The founder of failing crypto exchange FTX has written to his former employees to apologize for his role in its collapse and continues to insist that his downfall can only be explained by misplacing $8 billion (£6.7 billion).
In the letter, first published by industry news site CoinDesk, Sam Bankman-Fried wrote: “I deeply regret my oversight failure. Looking back, I wish we had done a lot of things differently…I’m going to do what I can to make it up to you – and customers – even if it takes the rest of my life.
Despite the mea culpa, however, Bankman-Fried said the business was salvageable and had he not been forced to file for bankruptcy in mid-November he could have saved it.
“We probably could have raised some significant funds,” he wrote. “The potential interest in billions of dollars in funding came about eight minutes after we signed the Chapter 11 paperwork. Between those funds, the billions of dollars in collateral the company still held and the interest we had received from other parts, I think we probably could have returned great value to customers and saved the business.
“Extreme coordinated pressure came, out of desperation, to file for bankruptcy from all of FTX – even solvent entities – and despite claims from other jurisdictions…I reluctantly gave in to this pressure, even though I should have known better; I wish I had listened to those of you who have seen and still see the value of the platform, which was and is also my belief.
In the letter, Bankman-Fried reiterated claims that FTX was a fundamentally sound company, presenting an account of its downfall that showed it with $60 billion in assets, compared to just $2 billion in liabilities, as recently as this spring.
Since then, he says, two crashes in the crypto markets have sent the value of his assets plummeting, even as more and more customers have fled to the platform. By November, its assets had fallen to $17 billion, before a “run on the bank” resulted in $8 billion in withdrawals within days.
The knockout, he said, uncovered an additional $8 billion in liabilities due to old cash deposits “before FTX had bank accounts.” Bankman-Fried previously explained in messages to Vox reporter Kelsey Piper that those debts had been forgotten for years.

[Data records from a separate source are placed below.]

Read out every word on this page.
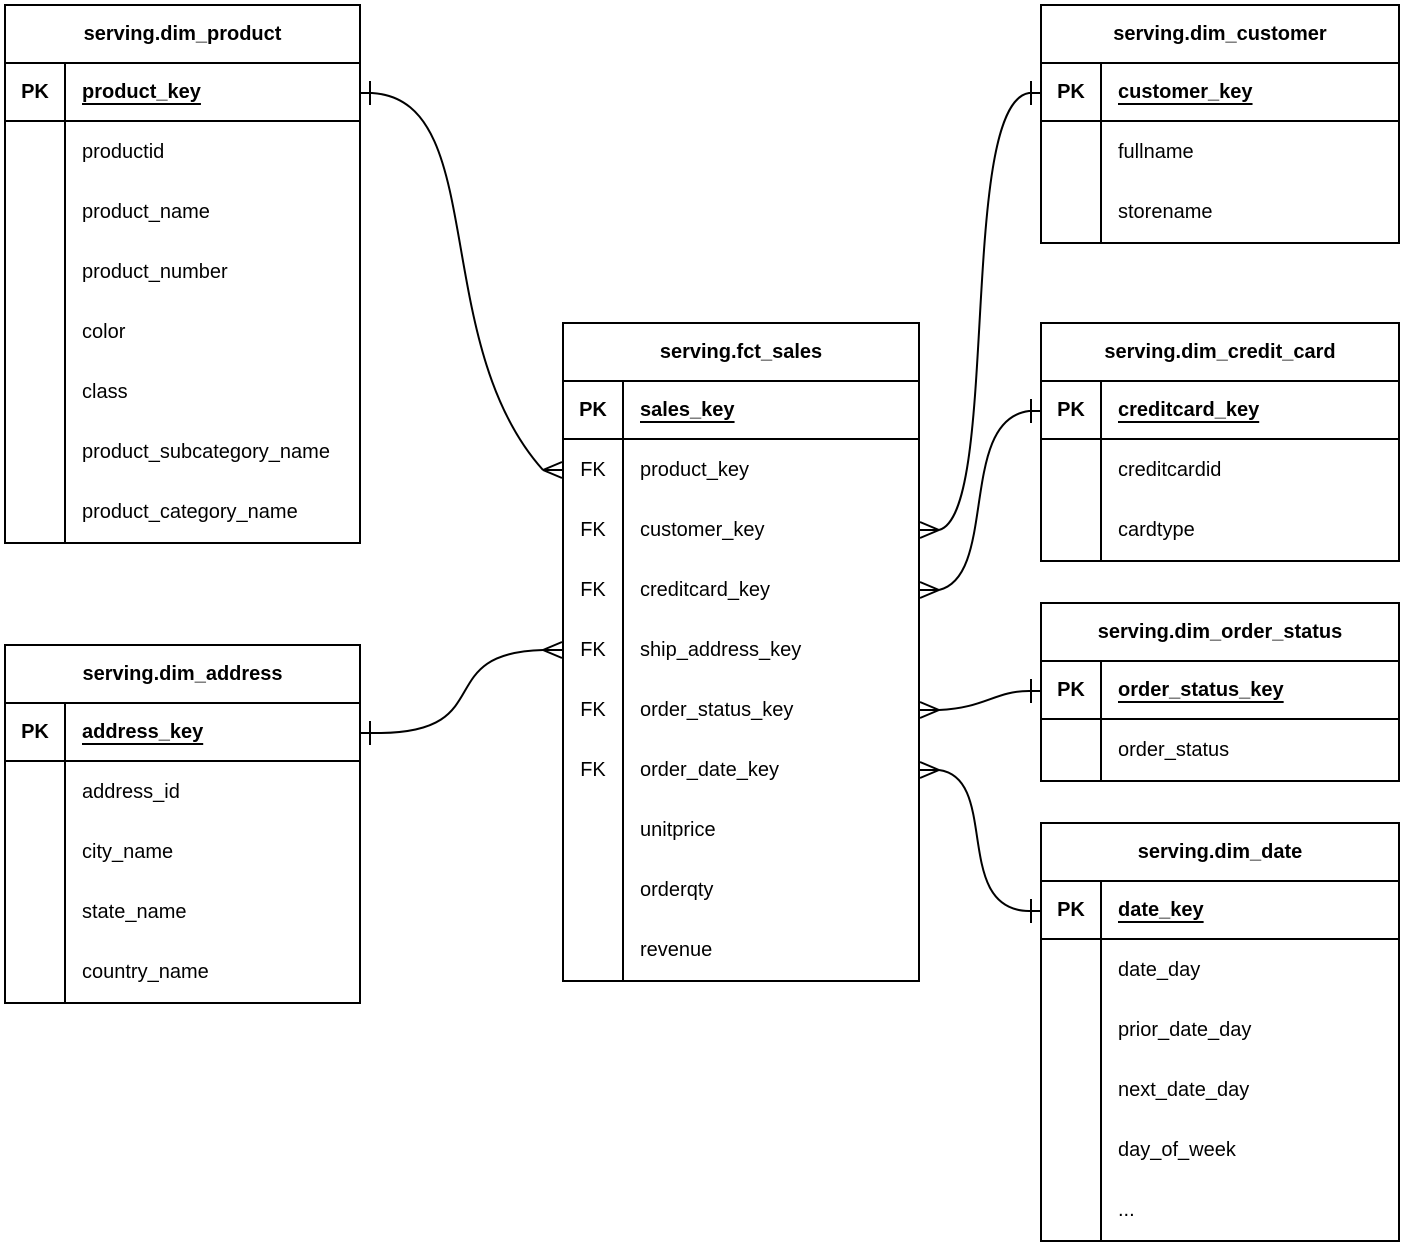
serving.dim_product
PK	product_key
productid
product_name
product_number
color
class
product_subcategory_name
product_category_name
serving.dim_address
PK	address_key
address_id
city_name
state_name
country_name
serving.fct_sales
PK	sales_key
FK	product_key
FK	customer_key
FK	creditcard_key
FK	ship_address_key
FK	order_status_key
FK	order_date_key
unitprice
orderqty
revenue
serving.dim_customer
PK	customer_key
fullname
storename
serving.dim_credit_card
PK	creditcard_key
creditcardid
cardtype
serving.dim_order_status
PK	order_status_key
order_status
serving.dim_date
PK	date_key
date_day
prior_date_day
next_date_day
day_of_week
...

They existed because the company used to ask users to wire funds to the Alameda Research Group’s hedge fund bank account, where deep-rooted mismanagement led to the embezzlement of billions of dollars in cash.
Bankman-Fried did not directly address Alameda’s involvement in its memo to employees, glossing over the source of the confusion, nor did it mention the inciting incident of the November bank run: the discovery that Alameda’s solvency rested on billions of dollars of a token, FTT, which FTX self-printed, and which had no deeper value beyond FTX’s promise to actually pay dividends to holders.
“I never wanted this to happen,” Bankman-Fried wrote. “I didn’t realize the full extent of the margin position, nor the magnitude of the risk posed by a hyper-correlated crash.”
However, the exculpatory account presented by the former CEO – who was replaced in mid-November by John J Ray III, the bankruptcy specialist who oversaw the liquidation of Enron 20 years ago and said that FTX was the worst case he had seen – criticized by observers.
Bankman-Fried presents the company’s financials “marking everything in the market, regardless of liquidity” – assuming that the huge deposits of crypto assets that FTX holds can be sold at prices close to market prices.
For large markets such as Bitcoin or Ethereum, this assumption may be true. However, FTX has denominated billions of its assets in tokens, such as FTT and Serum, which it controls. According to a balance sheet prepared by Bankman-Fried shortly before FTX’s bankruptcy, $2.5 billion of the company’s assets were in tokens that FTX had created, which had a total market capitalization of a fraction of that amount.
The Delaware bankruptcy court heard on Tuesday how the former chief executive ran FTX as his “personal fiefdom.” Lawyers for the company told the court that 8% of FTX Group’s customers were based in the UK, representing around 80,000 unsecured creditors.
Most of these clients are believed to be businesses and investment professionals, using the lightly regulated FTX International exchange to make risky leveraged bets on cryptocurrency stocks.
After the collapse of FTX, online bank Starling announced a seven-month suspension of all customer deposits on cryptocurrency exchanges, citing risk to consumers. The suspension would be reviewed in June 2023, the bank said.